Fleming Distrib. Co. v. Younan, No. A157038, 2020 WL 2511680 (Cal. Ct. App. Apr. 23, 2020)
Summary: An employer waives the right to arbitrate by unreasonably delaying in filing a petition to compel arbitration until after a hearing on the merits before the California Labor Commissioner’s Office.
Facts: Plaintiff filed a complaint with the Labor Commissioner’s Office against his employer, Fleming Distribution Company (“Fleming”), seeking unpaid commissions, penalties, and interest. Fleming’s counsel sent a letter to the Labor Commissioner asserting that Plaintiff’s complaint should be dismissed because the parties signed an arbitration agreement. Fleming enclosed a copy of the signed arbitration agreement and threatened to file a petition to compel arbitration in court if the Commissioner did not dismiss Plaintiff’s complaint. The Commissioner did not dismiss the complaint and Fleming did not file a petition to compel arbitration. Instead, Fleming filed an answer to Plaintiff’s administrative complaint and participated in the merits hearing before the Commissioner. The Commissioner ultimately awarded Plaintiff $22,000 in commissions and $5,412.60 in interest. After it filed a notice of appeal in the superior court and a de novo trial was scheduled, Fleming filed for the first time a petition to compel arbitration and to stay proceedings. The trial court denied Fleming’s petition to compel arbitration finding, in relevant part, that Fleming had waived its right to arbitration by taking steps inconsistent with an intent to invoke arbitration, including delaying its request to the trial court until after a full hearing took place before the Commissioner. Fleming appealed.
Court’s Decision: The California Court of Appeal affirmed, concluding that the evidence overwhelmingly supported a finding of waiver.

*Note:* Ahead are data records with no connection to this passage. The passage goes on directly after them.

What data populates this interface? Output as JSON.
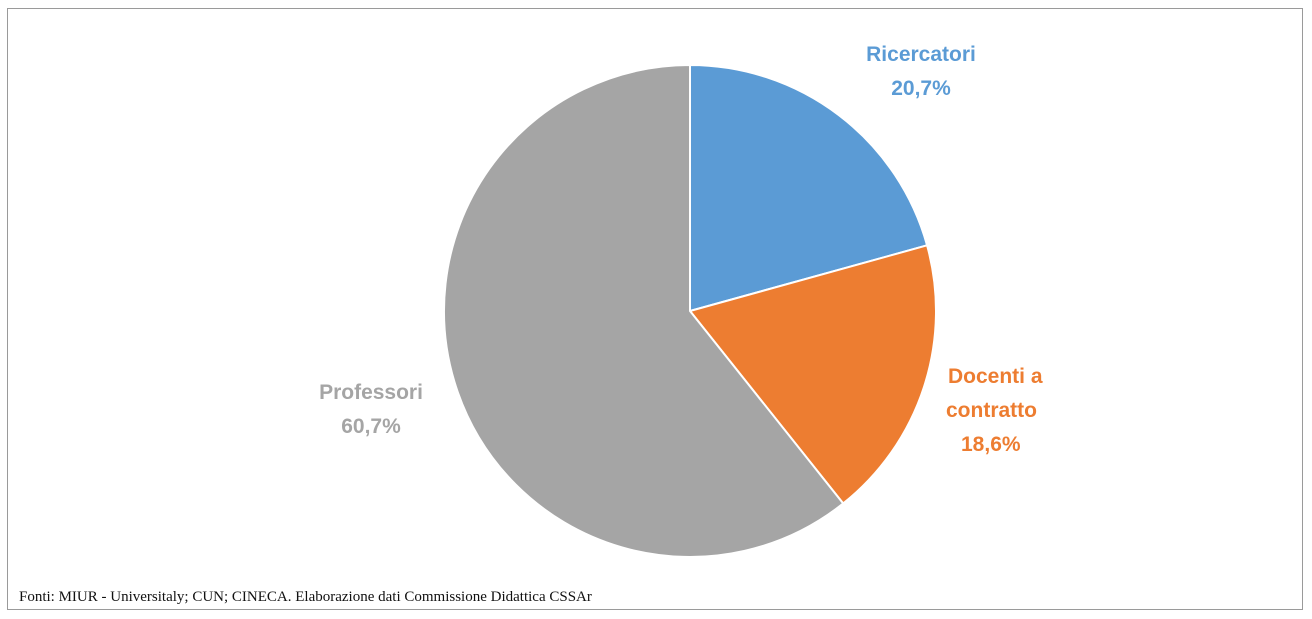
{
  "chart_data": {
    "type": "pie",
    "slices": [
      {
        "label": "Ricercatori",
        "label_lines": [
          "Ricercatori"
        ],
        "value": 20.7,
        "value_text": "20,7%",
        "color": "#5b9bd5"
      },
      {
        "label": "Docenti a contratto",
        "label_lines": [
          "Docenti a",
          "contratto"
        ],
        "value": 18.6,
        "value_text": "18,6%",
        "color": "#ed7d31"
      },
      {
        "label": "Professori",
        "label_lines": [
          "Professori"
        ],
        "value": 60.7,
        "value_text": "60,7%",
        "color": "#a5a5a5"
      }
    ]
  },
  "source_note": "Fonti: MIUR - Universitaly; CUN; CINECA. Elaborazione dati Commissione Didattica CSSAr"
}
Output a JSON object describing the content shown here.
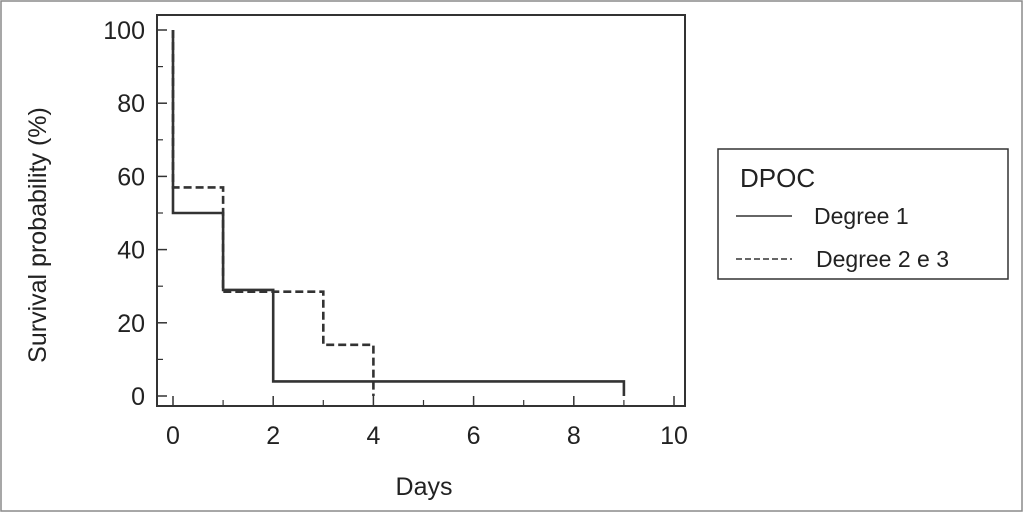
{
  "chart_data": {
    "type": "line",
    "subtype": "kaplan-meier step",
    "xlabel": "Days",
    "ylabel": "Survival probability (%)",
    "xlim": [
      0,
      10
    ],
    "ylim": [
      0,
      100
    ],
    "xticks": [
      0,
      2,
      4,
      6,
      8,
      10
    ],
    "yticks": [
      0,
      20,
      40,
      60,
      80,
      100
    ],
    "grid": false,
    "legend": {
      "title": "DPOC",
      "placement": "right"
    },
    "series": [
      {
        "name": "Degree 1",
        "style": "solid",
        "color": "#333333",
        "x": [
          0,
          0,
          1,
          1,
          2,
          2,
          9,
          9
        ],
        "y": [
          100,
          50,
          50,
          29,
          29,
          4,
          4,
          0
        ]
      },
      {
        "name": "Degree 2 e 3",
        "style": "dashed",
        "color": "#333333",
        "x": [
          0,
          0,
          1,
          1,
          3,
          3,
          4,
          4
        ],
        "y": [
          100,
          57,
          57,
          28.5,
          28.5,
          14,
          14,
          0
        ]
      }
    ]
  }
}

Relying on well-established California case law, the court noted that to properly invoke the right to arbitrate, mere announcement of the right to compel arbitration is not enough. Instead, a party must demand arbitration within a reasonable time, take affirmative steps to implement the process, and engage in conduct consistent with the intent to arbitrate. The court explained that, in a case where a Labor Commissioner proceeding has been initiated, the proper procedure is to petition to compel arbitration and request a stay of the Commissioner proceedings in the trial court. Fleming was well aware of its option to file a petition to compel arbitration in court, as reflected in Fleming’s letter and other submissions to the Commissioner, but repeatedly chose not to do so until 20 months after Plaintiff had filed his administrative complaint — after full participation in the Commissioner’s proceedings and after the Labor Commissioner had issued a decision on the merits. Finally, the court found that Plaintiff had suffered prejudice as a result of Fleming’s delay in seeking to compel arbitration.
Practical Implications: This case is an important reminder for employers to promptly petition to compel arbitration of arbitrable claims. To the extent possible, employers should avoid engaging in other litigation activities or administrative proceedings before filing such a petition.